As the resident-led fibre project in the Johannesburg suburb of Parkhurst shows, the first alternative “last mile” fixed-line providers have also started emerging.
Telkom is under enormous pressure to be leaner and meaner. Unless it starts growing its revenues, which have flatlined, more job cuts appear inevitable.
Maseko, who has held the Telkom top job since April last year, admits that he underestimated the extent of consumer unhappiness.
Fixing this must be an urgent priority if Telkom is going to defend its position not only in the retail consumer space, but also in the more lucrative business market, he says.
“Before people become your business customers, they are your consumer customers. If you can’t satisfy them there, when they find solutions on the enterprise side, they will move.”
So, how does he plan to fix it?
For one thing, customer service is being embedded in all employees’ performance contracts for the first time. “It’s an organisational measurement and forms part of how people will be rewarded,” said Maseko.
Chief operating officer Brian Armstrong says Telkom is one year into a three-year programme to ensure customer service is addressed. “There are encouraging signs, but there is still a lot to do.”

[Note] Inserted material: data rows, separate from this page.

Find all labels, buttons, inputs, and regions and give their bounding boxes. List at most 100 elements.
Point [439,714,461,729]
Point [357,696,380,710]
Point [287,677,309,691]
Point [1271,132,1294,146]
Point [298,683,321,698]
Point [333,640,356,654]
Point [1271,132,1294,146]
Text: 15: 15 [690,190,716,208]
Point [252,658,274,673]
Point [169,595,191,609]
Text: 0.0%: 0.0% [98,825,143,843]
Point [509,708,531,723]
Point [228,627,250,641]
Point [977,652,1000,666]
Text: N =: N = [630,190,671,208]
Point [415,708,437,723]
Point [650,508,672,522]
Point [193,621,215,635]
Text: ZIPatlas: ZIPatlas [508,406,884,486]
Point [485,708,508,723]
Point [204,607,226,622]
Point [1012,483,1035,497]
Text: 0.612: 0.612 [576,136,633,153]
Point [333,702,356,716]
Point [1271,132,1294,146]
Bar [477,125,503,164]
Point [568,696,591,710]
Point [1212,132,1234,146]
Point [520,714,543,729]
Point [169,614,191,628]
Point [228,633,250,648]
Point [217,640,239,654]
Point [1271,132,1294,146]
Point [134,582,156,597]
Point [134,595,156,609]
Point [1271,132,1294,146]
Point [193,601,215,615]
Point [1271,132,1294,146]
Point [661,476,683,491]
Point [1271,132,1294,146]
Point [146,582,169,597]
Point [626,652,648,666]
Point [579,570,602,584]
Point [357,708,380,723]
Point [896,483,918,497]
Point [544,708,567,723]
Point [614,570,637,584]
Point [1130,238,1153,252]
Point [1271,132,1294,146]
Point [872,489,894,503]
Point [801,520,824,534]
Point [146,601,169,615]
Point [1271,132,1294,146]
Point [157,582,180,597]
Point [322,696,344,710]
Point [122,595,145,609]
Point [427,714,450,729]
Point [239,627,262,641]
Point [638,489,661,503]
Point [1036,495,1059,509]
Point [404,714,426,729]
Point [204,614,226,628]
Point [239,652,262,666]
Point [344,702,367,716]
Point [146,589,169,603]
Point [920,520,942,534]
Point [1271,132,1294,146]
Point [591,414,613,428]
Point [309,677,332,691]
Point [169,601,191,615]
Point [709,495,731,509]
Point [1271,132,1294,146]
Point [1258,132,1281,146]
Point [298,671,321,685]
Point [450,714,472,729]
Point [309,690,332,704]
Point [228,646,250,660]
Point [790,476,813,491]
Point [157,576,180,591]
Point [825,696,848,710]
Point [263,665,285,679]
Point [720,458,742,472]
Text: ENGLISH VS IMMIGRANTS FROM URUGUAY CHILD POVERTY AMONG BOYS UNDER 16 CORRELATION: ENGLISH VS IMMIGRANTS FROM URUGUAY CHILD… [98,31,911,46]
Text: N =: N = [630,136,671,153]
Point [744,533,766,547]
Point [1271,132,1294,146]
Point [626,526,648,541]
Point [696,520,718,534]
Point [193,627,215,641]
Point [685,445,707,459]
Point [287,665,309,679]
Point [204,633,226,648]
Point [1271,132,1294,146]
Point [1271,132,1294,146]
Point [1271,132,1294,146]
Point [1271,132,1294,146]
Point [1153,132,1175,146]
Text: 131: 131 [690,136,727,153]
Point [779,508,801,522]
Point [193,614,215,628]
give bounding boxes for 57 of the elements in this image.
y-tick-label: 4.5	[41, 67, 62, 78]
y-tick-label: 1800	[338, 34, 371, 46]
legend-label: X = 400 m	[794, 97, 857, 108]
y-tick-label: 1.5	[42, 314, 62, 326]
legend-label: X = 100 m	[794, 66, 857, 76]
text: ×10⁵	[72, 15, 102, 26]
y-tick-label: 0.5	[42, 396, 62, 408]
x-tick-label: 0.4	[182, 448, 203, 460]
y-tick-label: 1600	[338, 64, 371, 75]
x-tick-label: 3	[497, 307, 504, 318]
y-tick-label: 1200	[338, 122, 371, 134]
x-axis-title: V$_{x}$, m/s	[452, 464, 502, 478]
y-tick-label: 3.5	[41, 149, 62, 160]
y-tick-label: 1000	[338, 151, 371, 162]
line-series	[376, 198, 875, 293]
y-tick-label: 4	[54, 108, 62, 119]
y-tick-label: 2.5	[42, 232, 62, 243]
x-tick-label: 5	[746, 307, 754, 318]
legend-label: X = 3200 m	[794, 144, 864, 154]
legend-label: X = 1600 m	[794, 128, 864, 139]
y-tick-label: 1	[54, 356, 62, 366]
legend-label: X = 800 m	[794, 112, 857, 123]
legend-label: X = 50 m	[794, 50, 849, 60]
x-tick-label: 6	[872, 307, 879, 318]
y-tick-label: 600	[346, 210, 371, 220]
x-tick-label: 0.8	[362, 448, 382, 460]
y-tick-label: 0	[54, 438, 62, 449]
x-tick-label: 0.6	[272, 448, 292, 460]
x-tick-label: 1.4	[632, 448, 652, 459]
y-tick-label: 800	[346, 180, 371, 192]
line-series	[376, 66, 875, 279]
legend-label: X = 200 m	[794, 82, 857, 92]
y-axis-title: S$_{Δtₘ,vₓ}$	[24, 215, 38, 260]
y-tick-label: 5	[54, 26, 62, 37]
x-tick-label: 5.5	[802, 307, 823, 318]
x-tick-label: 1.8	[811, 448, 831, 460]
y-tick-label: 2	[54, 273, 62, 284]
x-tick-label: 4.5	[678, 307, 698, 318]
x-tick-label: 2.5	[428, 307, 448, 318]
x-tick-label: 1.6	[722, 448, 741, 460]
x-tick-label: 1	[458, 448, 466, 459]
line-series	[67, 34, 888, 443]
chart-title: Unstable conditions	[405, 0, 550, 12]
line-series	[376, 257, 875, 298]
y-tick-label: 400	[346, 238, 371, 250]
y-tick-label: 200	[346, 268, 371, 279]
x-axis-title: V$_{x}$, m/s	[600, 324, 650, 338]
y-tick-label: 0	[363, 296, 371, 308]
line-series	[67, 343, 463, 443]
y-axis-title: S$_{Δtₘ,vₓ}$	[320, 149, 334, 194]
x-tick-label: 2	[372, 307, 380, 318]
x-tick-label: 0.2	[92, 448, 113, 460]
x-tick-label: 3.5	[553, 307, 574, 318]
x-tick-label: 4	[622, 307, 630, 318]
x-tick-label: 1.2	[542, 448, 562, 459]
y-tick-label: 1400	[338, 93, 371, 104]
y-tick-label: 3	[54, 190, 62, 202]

The focus in the consumer market is on how people interact with Telkom when buying services or reporting faults. There’s also a focus on making products simpler and easier to understand and addressing the technical challenges consumers face with broadband.
In the business market, the priorities are moving customers away from legacy voice and data products. It’s also focused on providing more complex value-adding services, especially in IT. Its R2,7bn bid to buy services company Business Connexion forms a cornerstone of this plan, although Armstrong says Telkom also intends building aspects of its capabilities in this area organically.
The company seems deadly serious about its objectives. It is using management research tools — based on Net Promoter scores — to determine what people find obnoxious about it and what is driving customer loyalty. It is using this information in fixes it applies.
Somewhat surprisingly, Telkom doesn’t believe that simply chopping prices will make customers react positively. Armstrong says research shows that consumers would continue substituting fixed lines with mobile even if Telkom didn’t hike line rental charges each year.
Instead, he says, the company must focus on positioning fixed lines as a premium product versus mobile alternatives by adding value-added services, especially video-on-demand content, on top of its broadband lines.
Of course, to those customers frustrated by Telkom’s inability to install lines, fix faults timeously or even simply answer its call centre phones, this means little. Fortunately for these customers, Telkom is running out of time. It has no choice but to fix its legendary customer service problem.
Not doing so would be akin to lowering the drawbridge and inviting the competition to invade.